There are many items in our modern lives that we just can’t do without. No doubt oil is one of those items that literary ‘drives’ our society. So it is no doubt that a literary look at the world of oil would be enlightening to us in many ways. Hence Don Gillmor’s book Long Change enlightens the lamps of our minds.
Page 24-25 Medicine Hat – July 1952
Lying on his bed in the Corona Hotel, sweating in the oppressive July heat, Ritt stared at the stained ceiling and examined his options. He had saved some money. That was the bright side. He was sixteen, and in his cowboy boots – the closest he’d found to the Justins that his father had thrown onto the fire – he stood six foot four. He was filling out. He could fool a great deal of the world as to his age, though sometimes he felt like he was operating a giant machine that belonged to someone else. During the day, he could hold his aloneness at bay, but in those moments when sleep wouldn’t arrive, a quiet panic crept into him. His dismal room seemed to expand in four directions until there were miles of prairie on all sides and he lay on the small bed in the centre.
The sweat snaked down his chest even though he wasn’t moving a muscle.
He was coming to understand that oil was a living thing, it breathed and moved and gathered like a lynch mob, and to find it took a combination of science and voodoo. A geologist had come out to the rig to take core samples and while he was examining those cylinders of marbled rock, Ritt had asked what he saw there. Everything, the man said. You learn how to listen, rocks will tell you every damn thing. It occurred to Ritt that the oil game had two sides: on the surface there was unreliable machinery, drunken roughnecks and decent wages. But the real story was below.
Bobby would work the rigs forever. But Ritt decided he wanted to be one of the people who went down there and found that oil.
Geology is the story the earth tells itself, the geologist had said.
People tell stories.
The difference is, the earth can’t lie. Every story is true.
Gillmor brilliantly tells the story of oil production through the life of Ritt Devlin. We witness Ritt’s early life in Texas in the 1950s where he is first introduced to the oil industry. Then we see his “escape” to Alberta and his rise in field, first as a rigger then on to study geology and then starting his own company. Not only do we witness Ritt’s passion for the industry but his personal passions – his three loves of his life and there endings. There is a great mix of a personal drama and the history of an industry in this book.
Oda had been sweating heavily in the night and was tired and her stomach hurt and she assumed this was all part of being pregnant. She was so ill on Christmas Day Ritt took her to the hospital, the emergency ward quiet, draped in red paper streamers and cut-out Santa heads. A few people huddled, nursing sprains and cuts and broken fingers.
“It might not be anything serious,” she said.
“It better not be.”
Both of them knew it was serious. They sat with their accumulating fear until a nurse led Oda away. Ritt waited where he was for a while, then got up and paced, the inquired at the desk, then paced some more. He was afraid to form any concrete thoughts. Oda finally emerged from the pale green door, her face drawn.
“They did some tests,” she said. “We’ll know in a week. Let’s go home.”
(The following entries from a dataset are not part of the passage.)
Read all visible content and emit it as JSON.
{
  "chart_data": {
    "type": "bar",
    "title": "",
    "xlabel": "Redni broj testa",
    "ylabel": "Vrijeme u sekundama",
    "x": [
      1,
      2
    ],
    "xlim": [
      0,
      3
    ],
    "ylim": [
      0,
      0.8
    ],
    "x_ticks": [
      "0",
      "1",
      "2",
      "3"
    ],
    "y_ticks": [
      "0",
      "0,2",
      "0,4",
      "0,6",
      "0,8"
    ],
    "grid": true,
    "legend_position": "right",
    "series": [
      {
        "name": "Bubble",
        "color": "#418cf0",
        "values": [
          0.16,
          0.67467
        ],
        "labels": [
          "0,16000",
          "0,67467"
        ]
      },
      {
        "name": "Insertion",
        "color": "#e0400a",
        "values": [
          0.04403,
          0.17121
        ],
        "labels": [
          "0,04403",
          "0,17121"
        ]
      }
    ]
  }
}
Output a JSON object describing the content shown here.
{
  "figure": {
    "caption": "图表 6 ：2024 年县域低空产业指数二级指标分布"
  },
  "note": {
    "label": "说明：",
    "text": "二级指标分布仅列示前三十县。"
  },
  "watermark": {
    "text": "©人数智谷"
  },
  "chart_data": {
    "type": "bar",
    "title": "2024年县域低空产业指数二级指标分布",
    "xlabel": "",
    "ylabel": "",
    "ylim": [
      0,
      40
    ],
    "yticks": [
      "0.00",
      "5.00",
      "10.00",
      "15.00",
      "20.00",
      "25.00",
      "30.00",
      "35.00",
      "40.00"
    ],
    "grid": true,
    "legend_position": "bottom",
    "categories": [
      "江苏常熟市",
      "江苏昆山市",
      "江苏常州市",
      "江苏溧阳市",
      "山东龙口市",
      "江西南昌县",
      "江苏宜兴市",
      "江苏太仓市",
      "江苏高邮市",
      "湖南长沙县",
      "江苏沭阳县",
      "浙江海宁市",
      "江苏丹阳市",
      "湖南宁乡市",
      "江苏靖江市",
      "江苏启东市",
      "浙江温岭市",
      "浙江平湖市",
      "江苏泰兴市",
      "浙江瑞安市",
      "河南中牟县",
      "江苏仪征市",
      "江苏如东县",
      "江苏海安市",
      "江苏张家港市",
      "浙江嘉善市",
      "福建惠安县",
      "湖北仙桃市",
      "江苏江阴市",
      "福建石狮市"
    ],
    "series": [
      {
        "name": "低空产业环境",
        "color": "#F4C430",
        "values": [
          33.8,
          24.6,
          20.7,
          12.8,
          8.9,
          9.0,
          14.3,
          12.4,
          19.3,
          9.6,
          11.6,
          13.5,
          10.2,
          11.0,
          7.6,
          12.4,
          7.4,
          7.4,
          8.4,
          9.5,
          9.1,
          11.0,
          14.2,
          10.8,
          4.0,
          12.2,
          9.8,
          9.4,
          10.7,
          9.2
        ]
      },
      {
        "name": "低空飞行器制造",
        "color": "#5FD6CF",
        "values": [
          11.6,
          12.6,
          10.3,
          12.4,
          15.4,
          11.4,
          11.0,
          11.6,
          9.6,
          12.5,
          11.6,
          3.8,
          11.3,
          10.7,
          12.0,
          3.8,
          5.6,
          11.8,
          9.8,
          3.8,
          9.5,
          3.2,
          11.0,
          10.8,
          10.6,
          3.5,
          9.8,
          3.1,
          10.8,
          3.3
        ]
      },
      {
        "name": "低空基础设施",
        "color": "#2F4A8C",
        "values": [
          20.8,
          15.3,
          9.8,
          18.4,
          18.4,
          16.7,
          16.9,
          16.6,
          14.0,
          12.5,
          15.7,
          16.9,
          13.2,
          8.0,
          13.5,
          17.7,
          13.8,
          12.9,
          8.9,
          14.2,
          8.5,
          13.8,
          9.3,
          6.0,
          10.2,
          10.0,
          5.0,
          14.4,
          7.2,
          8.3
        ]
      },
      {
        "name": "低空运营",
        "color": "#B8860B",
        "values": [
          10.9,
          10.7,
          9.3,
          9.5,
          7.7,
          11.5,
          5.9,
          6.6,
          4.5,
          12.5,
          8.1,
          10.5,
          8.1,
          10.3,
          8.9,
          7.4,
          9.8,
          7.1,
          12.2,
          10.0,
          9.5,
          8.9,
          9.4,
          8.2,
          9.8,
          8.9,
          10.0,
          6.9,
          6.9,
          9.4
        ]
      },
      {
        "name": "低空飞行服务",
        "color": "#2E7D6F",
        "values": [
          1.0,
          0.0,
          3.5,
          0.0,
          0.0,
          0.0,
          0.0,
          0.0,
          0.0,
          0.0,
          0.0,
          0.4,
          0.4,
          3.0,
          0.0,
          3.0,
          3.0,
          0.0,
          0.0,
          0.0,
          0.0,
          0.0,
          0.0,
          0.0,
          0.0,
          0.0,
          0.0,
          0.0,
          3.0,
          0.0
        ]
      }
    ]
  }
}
There are simple and direct descriptions here that make this book an interesting read. The plot flows through in a smooth manner which not only entertains but enlightens the reader about what life inside the oil industry is like. Gillmor has done a great deal of research and engaged a brilliant imagination to tell this story.
Ritt left the restaurant, walking through the glum downtown. He stopped and noted the subtle swirls on the sandstone of the Knox United Church. Likely quarried from the Porcupine Hills formation. The distant footprints an overconfident Triceratops staggering through the last of the Creataceous, leaving an imprint in the silt and san that was distributed during the Laramide orogeny. Tectonic plates shuddering, the Rocky Mountains coming to life. Ritt looked closely at the stone. There was the illusion of uniformity but the individual grains actually varied in size and colour. Even stone failed to be monolithic – it was a collection of individuals pressed into a society by forces they didn’t understand. Stone was equated with stability and it was stable, but only compared to other materials. Measured by geologic time, it was fickle and unreliable. There was rock that was easily fatigued and rock that was incompetent. It rose and fell and crumbled.
He thought, melodramatically, The city has turned against me. Though he knew this was simply ego. Who was the city for?
Long Change by Don Gillmor is an enlightening read into the oil industry. Well researched and brilliantly written, it is a book that is worth the time to read.